Penzance, au milieu de laquelle nous nous promenions en flâneurs une heure après notre arrivée, est une ville propre, bien bâtie, bien tracée. Les quais le long de la mer forment une ravissante promenade, et la ville est entourée de jolis jardins. Cette partie de l’Angleterre jouit au reste d’un climat très-doux, très-tempéré, dû à l’influence du courant sous-marin d’eau chaude, le Gulf-stream, qui, parti de la mer du Mexique, vient caresser les côtes de la Grande-Bretagne et y réchauffe l’atmosphère ambiante.

Nous n’étions pas venus à Penzance dans le seul but de nous bercer dans un doux far-niente, ou du moins de faire des promenades le long des quais, de contempler la mer, et de nous enivrer d’air salin.

Poursuivant l’étude que nous avions déjà commencée dans le Devonshire et qui nous amenait jusqu’à la pointe du Cornouailles, nous voulions surtout visiter les mines métalliques de cet intéressant district. Ce fut donc à cette fin que, m’arrachant au beau spectacle que nous avions sous les yeux, j’allai, mes lettres de recommandation à la main, me présenter chez M. Higgs, purser (régisseur) des premières mines de cuivre et d’étain du pays. Sur le vu de la lettre de M. R. Hunt, M. Higgs nous ouvrit sa porte à deux battants à mes compagnons et à moi, et, trop affairé pour nous diriger lui-même, nous confia à son fils. Celui-ci connaissait la France et y avait même exploité, près de Nantes, une mine d’étain, moins riche, il est vrai, que celles du Cornouailles. Il avait conservé de bons souvenirs de notre pays, aimait les Français, parlait volontiers leur langue.
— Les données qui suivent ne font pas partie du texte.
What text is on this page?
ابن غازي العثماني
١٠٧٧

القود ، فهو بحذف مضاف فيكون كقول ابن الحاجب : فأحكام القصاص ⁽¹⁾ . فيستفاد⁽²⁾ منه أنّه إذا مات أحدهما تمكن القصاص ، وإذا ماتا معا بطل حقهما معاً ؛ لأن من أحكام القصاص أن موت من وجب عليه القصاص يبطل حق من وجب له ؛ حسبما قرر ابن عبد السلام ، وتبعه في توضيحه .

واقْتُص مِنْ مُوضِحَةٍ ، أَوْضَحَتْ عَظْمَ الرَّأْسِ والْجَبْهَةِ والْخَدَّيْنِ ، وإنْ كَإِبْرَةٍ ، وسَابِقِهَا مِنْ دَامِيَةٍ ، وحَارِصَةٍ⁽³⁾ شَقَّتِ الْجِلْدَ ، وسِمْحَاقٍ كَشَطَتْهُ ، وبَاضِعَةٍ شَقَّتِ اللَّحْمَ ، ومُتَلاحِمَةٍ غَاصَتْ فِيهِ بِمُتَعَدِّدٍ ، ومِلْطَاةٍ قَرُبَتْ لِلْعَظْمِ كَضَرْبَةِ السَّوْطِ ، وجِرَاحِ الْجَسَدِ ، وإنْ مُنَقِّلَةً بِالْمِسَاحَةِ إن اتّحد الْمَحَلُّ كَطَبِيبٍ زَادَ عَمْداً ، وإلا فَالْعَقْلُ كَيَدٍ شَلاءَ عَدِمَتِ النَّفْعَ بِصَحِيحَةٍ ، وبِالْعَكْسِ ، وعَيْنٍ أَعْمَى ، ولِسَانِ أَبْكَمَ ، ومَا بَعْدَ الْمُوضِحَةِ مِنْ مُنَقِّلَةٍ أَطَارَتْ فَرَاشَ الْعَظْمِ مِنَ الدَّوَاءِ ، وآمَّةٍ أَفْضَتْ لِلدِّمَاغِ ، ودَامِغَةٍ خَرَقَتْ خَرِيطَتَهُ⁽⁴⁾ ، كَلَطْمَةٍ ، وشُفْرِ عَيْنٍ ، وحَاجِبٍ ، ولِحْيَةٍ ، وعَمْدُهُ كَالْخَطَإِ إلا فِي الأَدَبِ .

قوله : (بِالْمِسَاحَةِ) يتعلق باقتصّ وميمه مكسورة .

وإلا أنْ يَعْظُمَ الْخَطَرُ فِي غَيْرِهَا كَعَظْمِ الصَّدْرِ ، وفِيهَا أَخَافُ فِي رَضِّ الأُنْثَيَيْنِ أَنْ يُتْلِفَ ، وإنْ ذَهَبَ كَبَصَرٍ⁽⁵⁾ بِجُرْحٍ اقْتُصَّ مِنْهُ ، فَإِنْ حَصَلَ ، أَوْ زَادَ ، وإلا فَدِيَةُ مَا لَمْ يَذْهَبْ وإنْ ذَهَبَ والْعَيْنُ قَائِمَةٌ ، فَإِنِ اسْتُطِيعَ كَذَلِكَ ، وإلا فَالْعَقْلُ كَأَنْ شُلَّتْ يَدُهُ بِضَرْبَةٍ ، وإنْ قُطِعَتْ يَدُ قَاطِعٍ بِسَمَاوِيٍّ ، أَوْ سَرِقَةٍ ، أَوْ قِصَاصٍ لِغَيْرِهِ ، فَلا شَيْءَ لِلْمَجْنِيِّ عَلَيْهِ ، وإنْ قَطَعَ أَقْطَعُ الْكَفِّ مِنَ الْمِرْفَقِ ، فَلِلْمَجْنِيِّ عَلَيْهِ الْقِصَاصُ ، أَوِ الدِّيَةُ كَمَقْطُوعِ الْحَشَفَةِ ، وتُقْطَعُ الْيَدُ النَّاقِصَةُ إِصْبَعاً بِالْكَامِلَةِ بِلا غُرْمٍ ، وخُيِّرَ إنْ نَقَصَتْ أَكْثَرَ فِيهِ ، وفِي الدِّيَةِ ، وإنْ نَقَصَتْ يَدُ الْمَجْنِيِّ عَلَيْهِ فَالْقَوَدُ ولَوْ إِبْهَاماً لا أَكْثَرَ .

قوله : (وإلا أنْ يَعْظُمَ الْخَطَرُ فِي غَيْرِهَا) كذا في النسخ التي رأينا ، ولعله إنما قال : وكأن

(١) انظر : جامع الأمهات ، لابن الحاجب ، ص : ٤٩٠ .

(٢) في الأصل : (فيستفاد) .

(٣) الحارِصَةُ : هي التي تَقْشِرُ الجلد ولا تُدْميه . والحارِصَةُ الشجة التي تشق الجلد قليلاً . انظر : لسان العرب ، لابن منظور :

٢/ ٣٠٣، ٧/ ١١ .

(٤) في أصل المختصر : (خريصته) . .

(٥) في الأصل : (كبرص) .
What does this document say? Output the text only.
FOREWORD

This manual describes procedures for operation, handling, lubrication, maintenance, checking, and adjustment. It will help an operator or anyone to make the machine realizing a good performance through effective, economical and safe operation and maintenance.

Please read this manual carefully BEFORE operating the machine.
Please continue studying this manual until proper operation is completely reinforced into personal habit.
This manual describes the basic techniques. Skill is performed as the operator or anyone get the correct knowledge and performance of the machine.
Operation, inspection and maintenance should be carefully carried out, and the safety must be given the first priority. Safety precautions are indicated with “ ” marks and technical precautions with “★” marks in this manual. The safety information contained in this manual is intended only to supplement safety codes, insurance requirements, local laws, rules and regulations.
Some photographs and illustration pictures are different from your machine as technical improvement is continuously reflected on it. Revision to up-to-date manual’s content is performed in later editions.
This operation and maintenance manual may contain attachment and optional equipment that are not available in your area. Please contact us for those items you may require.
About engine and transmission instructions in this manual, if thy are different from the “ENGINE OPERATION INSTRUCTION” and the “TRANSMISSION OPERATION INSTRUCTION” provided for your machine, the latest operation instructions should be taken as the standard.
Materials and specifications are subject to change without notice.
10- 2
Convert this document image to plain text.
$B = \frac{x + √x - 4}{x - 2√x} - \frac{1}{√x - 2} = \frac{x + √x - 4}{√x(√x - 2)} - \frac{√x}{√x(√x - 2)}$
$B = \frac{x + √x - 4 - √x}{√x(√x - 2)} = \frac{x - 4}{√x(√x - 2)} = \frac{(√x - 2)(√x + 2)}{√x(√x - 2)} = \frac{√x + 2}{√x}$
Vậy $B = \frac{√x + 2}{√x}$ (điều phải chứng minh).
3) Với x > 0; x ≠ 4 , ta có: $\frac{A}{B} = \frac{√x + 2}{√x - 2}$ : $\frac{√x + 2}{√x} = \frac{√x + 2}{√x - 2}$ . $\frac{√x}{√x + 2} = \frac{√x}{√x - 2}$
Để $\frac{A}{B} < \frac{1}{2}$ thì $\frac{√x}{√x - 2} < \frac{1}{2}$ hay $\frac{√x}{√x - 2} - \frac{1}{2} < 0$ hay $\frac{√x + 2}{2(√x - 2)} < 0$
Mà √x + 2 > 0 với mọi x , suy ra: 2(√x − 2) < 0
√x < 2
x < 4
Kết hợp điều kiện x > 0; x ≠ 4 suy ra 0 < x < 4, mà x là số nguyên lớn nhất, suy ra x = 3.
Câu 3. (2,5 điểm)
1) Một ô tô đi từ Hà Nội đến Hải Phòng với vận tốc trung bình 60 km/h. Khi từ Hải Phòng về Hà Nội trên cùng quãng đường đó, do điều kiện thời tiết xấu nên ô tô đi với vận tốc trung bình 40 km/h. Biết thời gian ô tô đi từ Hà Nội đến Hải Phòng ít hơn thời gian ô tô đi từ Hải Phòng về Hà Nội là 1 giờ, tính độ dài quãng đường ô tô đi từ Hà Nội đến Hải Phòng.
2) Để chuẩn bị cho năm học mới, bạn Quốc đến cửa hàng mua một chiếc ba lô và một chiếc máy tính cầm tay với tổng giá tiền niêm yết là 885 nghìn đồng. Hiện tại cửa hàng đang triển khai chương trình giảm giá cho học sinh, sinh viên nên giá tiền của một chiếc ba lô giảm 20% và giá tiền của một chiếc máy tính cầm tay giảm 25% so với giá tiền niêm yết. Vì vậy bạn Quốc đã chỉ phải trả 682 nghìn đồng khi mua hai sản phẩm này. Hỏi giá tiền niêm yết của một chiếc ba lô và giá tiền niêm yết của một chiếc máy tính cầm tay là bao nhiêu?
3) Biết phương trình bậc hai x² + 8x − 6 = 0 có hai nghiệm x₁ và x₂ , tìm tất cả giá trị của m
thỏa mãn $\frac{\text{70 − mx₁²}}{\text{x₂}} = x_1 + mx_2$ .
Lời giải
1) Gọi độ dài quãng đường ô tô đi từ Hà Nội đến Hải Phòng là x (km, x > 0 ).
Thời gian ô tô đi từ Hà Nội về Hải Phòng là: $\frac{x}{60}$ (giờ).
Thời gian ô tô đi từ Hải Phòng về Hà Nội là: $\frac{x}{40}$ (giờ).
Il n’en fallait pas autant pour qu’il se décidât, avec cette obligeance que mettent les Anglais à être agréables aux personnes qui leur ont été recommandées, à nous piloter partout dans Penzance. Ce fut en sa compagnie que nous visitâmes le musée géologique ; ce fut lui encore qui nous donna pour guide dans nos excursions un capitaine de mines éprouvé. Ce dernier avait nom, je crois, maître Gilles, et comme son homonyme de comédie était un passé maître.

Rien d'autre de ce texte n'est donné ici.